JACKSON HOLE, WYOMING —
The Federal Reserve may need to raise interest rates further to cool still-too-high inflation, Fed Chair Jerome Powell said on Friday, promising to move with care at upcoming meetings as he noted progress made on easing price pressures as well as risks from the surprising strength of the U.S. economy.
While not as hawkish a message as he delivered this time a year ago at the annual Jackson Hole Economic Policy Symposium, Powell’s remarks still delivered a punch, with investors now seeing one more rate hike by year-end more likely than not.
“We will proceed carefully as we decide whether to tighten further or, instead, to hold the policy rate constant and await further data,” Powell said in a keynote address. “It is the Fed’s job to bring inflation down to our 2% goal, and we will do so.”
The Fed has raised rates by 5.25 percentage points since March 2022, and inflation by the Fed’s preferred gauge has moved down to 3.3% from its peak of 7% last summer. Although the decline was a “welcome development,” Powell said, inflation “remains too high.”
“We are prepared to raise rates further if appropriate and intend to hold policy at a restrictive level until we are confident that inflation is moving sustainably down toward our objective,” he said.
But with “signs that the economy may not be cooling as expected,” including “especially robust” consumer spending and a “possibly rebounding” housing sector, Powell said that above-trend growth “could put further progress on inflation at risk and could warrant further tightening of monetary policy.”
His remarks showed the Fed wrestling with conflicting signals from an economy where inflation has by some readings slowed a lot without much cost to the economy — a good outcome, but one that has raised the possibility that Fed policy is not restrictive enough to complete the job.
‘Finger on the trigger’
At day’s end, futures contracts tied to the Fed policy rate were pricing in just less than a 20% chance of a rate hike in September, but a better-than-50% chance of the policy rate ending the year in a 5.5%-5.75% range, a quarter-point higher than the current range.

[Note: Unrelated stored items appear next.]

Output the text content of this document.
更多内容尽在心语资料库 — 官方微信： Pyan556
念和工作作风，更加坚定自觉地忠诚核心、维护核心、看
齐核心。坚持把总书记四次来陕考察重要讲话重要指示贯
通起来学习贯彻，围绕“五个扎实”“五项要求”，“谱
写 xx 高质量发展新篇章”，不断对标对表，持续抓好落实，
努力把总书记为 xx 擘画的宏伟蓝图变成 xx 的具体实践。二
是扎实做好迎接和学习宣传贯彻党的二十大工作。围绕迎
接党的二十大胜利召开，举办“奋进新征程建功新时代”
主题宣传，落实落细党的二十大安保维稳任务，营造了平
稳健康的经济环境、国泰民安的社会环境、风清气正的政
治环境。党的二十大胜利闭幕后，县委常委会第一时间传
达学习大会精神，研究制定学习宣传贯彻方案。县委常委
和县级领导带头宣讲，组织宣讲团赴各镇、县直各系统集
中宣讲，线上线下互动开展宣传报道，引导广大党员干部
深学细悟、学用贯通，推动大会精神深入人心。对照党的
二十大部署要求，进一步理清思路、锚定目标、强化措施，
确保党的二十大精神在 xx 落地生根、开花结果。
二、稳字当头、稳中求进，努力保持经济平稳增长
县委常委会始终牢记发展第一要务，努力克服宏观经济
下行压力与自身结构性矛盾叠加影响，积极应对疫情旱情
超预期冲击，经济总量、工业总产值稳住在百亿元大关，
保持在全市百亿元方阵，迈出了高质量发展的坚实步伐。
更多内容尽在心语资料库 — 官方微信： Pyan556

Fed policymakers will also meet in November and December.
The yield on the two-year Treasury note ended the day at 5.08%, its highest close since June 2007.
“My main takeaway is that when it comes to another rate hike, the chair still very much has his finger on the trigger, even if it’s a bit less itchy than it was last year,” said Inflation Insights’ Omair Sharif.
It is difficult, Powell said, to know with precision how high above the “neutral” rate of interest the current benchmark rate stands, and therefore hard to assess just how much restraint the Fed is imposing on growth and inflation.
Powell repeated what has become a standard Fed diagnosis of inflation progress — with a pandemic-era jump in goods inflation easing and a decline in housing inflation “in the pipeline,” but concern that continued consumer spending on a broad array of services and a tight labor market may make a return to 2% difficult.
Recent declines in measures of underlying inflation, stripped of food and energy prices, “were welcome, but two months of good data are only the beginning of what it will take to build confidence that inflation is moving down sustainably,” Powell said.
Powell ended his speech on Friday with nearly the same line he finished with last year at Jackson Hole: “We will keep at it until the job is done.”